There are now 165 COVID-19 vaccine candidates in development, with five already in phase-three clinical trials, according to a WHO report on July 31.
"We all hope to have a number of effective vaccines that can help prevent people from infection," WHO Director-General Tedros Adhanom Ghebreyesus said from Geneva during a virtual news conference.
"However, there is no silver bullet at the moment and there might never be."
Tedros noted that the speed for development of COVID-19 vaccine has reached an unprecedented level. "And there is hope. It doesn't mean that we will have the vaccine," he said.
He said there are concerns that "we may not have a vaccine that may work, or its protection could be for just a few months, not more", adding that until the clinical trials are finished, people will not know if they have a vaccine that can protect effectively and in the long term.
In the mean time, Tedros asked people to focus on measures that are to hand that can help suppress and control the novel coronavirus, such as testing, isolating and treating patients, tracing and quarantining their contacts, informing and empowering communities and strengthening healthcare systems and national unity and global solidarity.
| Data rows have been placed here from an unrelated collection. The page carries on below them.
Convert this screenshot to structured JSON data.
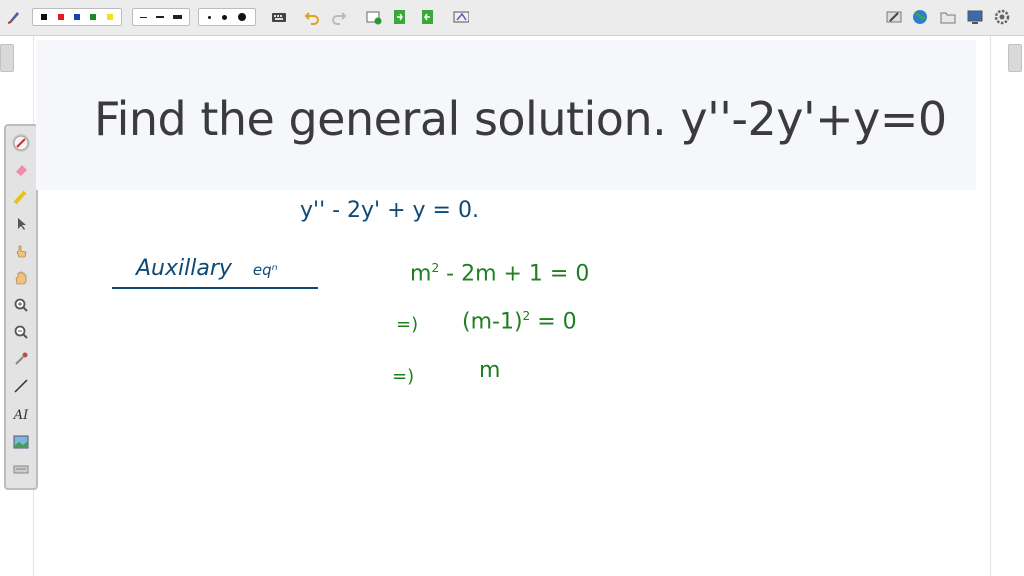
{
  "question": {
    "text": "Find the general solution. y''-2y'+y=0"
  },
  "handwritten": {
    "equation": "y'' - 2y' + y = 0.",
    "aux_word": "Auxillary",
    "aux_suffix": "eqⁿ",
    "line1_base": "m",
    "line1_exp": "2",
    "line1_rest": " - 2m + 1 = 0",
    "arrow": "=)",
    "line2_base": "(m-1)",
    "line2_exp": "2",
    "line2_rest": " = 0",
    "line3": "m"
  },
  "colors": {
    "ink_blue": "#0d4a78",
    "ink_green": "#1e7f1e",
    "toolbar_bg": "#ececec"
  },
  "toolbar": {
    "pen_colors": [
      "#111111",
      "#e21b1b",
      "#1d3fb3",
      "#1b8a2a",
      "#f2e21a"
    ],
    "icons": [
      "pen-settings-icon",
      "keyboard-icon",
      "undo-icon",
      "redo-icon",
      "add-page-icon",
      "export-icon",
      "import-icon",
      "record-icon",
      "edit-icon",
      "globe-icon",
      "folder-icon",
      "screen-icon",
      "settings-icon"
    ]
  },
  "tools": [
    "pen-icon",
    "eraser-icon",
    "highlighter-icon",
    "pointer-icon",
    "hand-pointer-icon",
    "hand-pan-icon",
    "zoom-in-icon",
    "zoom-out-icon",
    "color-picker-icon",
    "line-icon",
    "text-icon",
    "image-icon",
    "keyboard-tool-icon"
  ],
  "text_tool_label": "AI"
}
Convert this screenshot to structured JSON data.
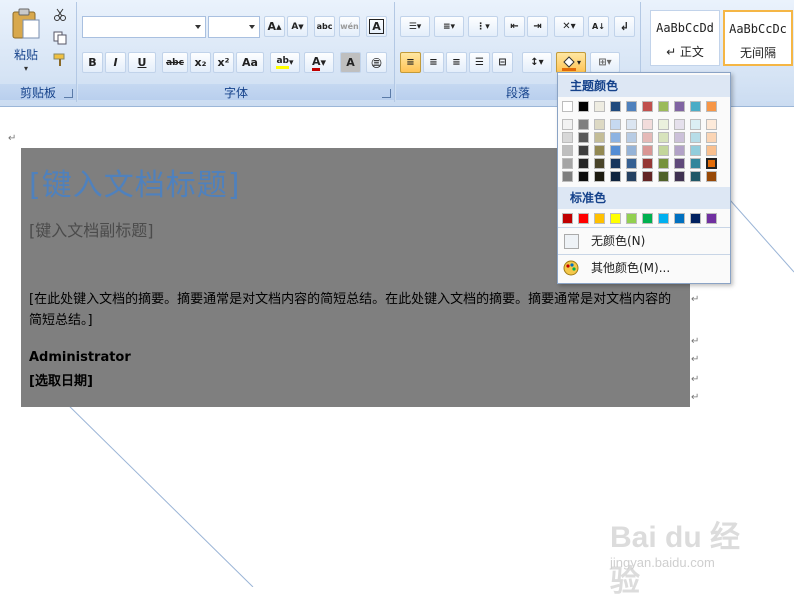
{
  "ribbon": {
    "clipboard": {
      "paste_label": "粘贴",
      "group_label": "剪贴板"
    },
    "font": {
      "group_label": "字体",
      "bold": "B",
      "italic": "I",
      "underline": "U",
      "strike": "abc",
      "sub": "x₂",
      "sup": "x²",
      "case": "Aa",
      "grow": "A",
      "shrink": "A",
      "text_a": "A"
    },
    "paragraph": {
      "group_label": "段落"
    },
    "styles": [
      {
        "sample": "AaBbCcDd",
        "name": "↵ 正文"
      },
      {
        "sample": "AaBbCcDc",
        "name": "无间隔"
      }
    ]
  },
  "colors": {
    "accent": "#4f81bd",
    "highlight_active": "#ffc456",
    "selection_bg": "#7f7f7f"
  },
  "shading_menu": {
    "theme_header": "主题颜色",
    "standard_header": "标准色",
    "no_color": "无颜色(N)",
    "more_colors": "其他颜色(M)...",
    "theme_top": [
      "#ffffff",
      "#000000",
      "#eeece1",
      "#1f497d",
      "#4f81bd",
      "#c0504d",
      "#9bbb59",
      "#8064a2",
      "#4bacc6",
      "#f79646"
    ],
    "theme_shades": [
      [
        "#f2f2f2",
        "#7f7f7f",
        "#ddd9c3",
        "#c6d9f0",
        "#dbe5f1",
        "#f2dcdb",
        "#ebf1dd",
        "#e5e0ec",
        "#dbeef3",
        "#fdeada"
      ],
      [
        "#d8d8d8",
        "#595959",
        "#c4bd97",
        "#8db3e2",
        "#b8cce4",
        "#e5b9b7",
        "#d7e3bc",
        "#ccc1d9",
        "#b7dde8",
        "#fbd5b5"
      ],
      [
        "#bfbfbf",
        "#3f3f3f",
        "#938953",
        "#548dd4",
        "#95b3d7",
        "#d99694",
        "#c3d69b",
        "#b2a2c7",
        "#92cddc",
        "#fac08f"
      ],
      [
        "#a5a5a5",
        "#262626",
        "#494429",
        "#17365d",
        "#366092",
        "#953734",
        "#76923c",
        "#5f497a",
        "#31859b",
        "#e36c09"
      ],
      [
        "#7f7f7f",
        "#0c0c0c",
        "#1d1b10",
        "#0f243e",
        "#244061",
        "#632423",
        "#4f6128",
        "#3f3151",
        "#205867",
        "#974806"
      ]
    ],
    "standard": [
      "#c00000",
      "#ff0000",
      "#ffc000",
      "#ffff00",
      "#92d050",
      "#00b050",
      "#00b0f0",
      "#0070c0",
      "#002060",
      "#7030a0"
    ]
  },
  "document": {
    "title": "[键入文档标题]",
    "subtitle": "[键入文档副标题]",
    "abstract": "[在此处键入文档的摘要。摘要通常是对文档内容的简短总结。在此处键入文档的摘要。摘要通常是对文档内容的简短总结。]",
    "author": "Administrator",
    "date": "[选取日期]"
  },
  "watermark": {
    "brand": "Bai du 经验",
    "url": "jingyan.baidu.com"
  }
}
Anthony Fauci, director of the United States' National Institute of Allergy and Infectious Diseases, told lawmakers at a hearing on Friday that a COVID-19 vaccine could be ready for distribution by the end of the year, and distributed to US citizens in 2021.
"From everything we've seen now, in the animal data, as well as the human data, we feel cautiously optimistic that we will have a vaccine by the end of this year and as we go into 2021," he said.
The European Union and the United Kingdom are also racing to secure possible vaccines for their citizens.
The European Commission announced on Friday that on behalf of EU member states, it has made a reservation for 300 million doses of a vaccine being developed by Sanofi and GSK.
"The European Commission does all in its power to ensure that Europeans have rapid access to a vaccine that is safe and protects them from coronavirus," Commission President Ursula von der Leyen said in a news release.
The UK has signed a deal with GSK and Sanofi for 60 million doses of a potential COVID-19 vaccine. It is the fourth deal of this kind the government has signed in recent months, for a total of 250 million doses so far, the BBC reported.
Russia's health minister, Mikhail Murashko, said on Saturday that the country will start a mass vaccination campaign against COVID-19 from October.
The vaccination will be free of charge and doctors and teachers would be the first to be vaccinated, Turkey's Anadolu Agency reported.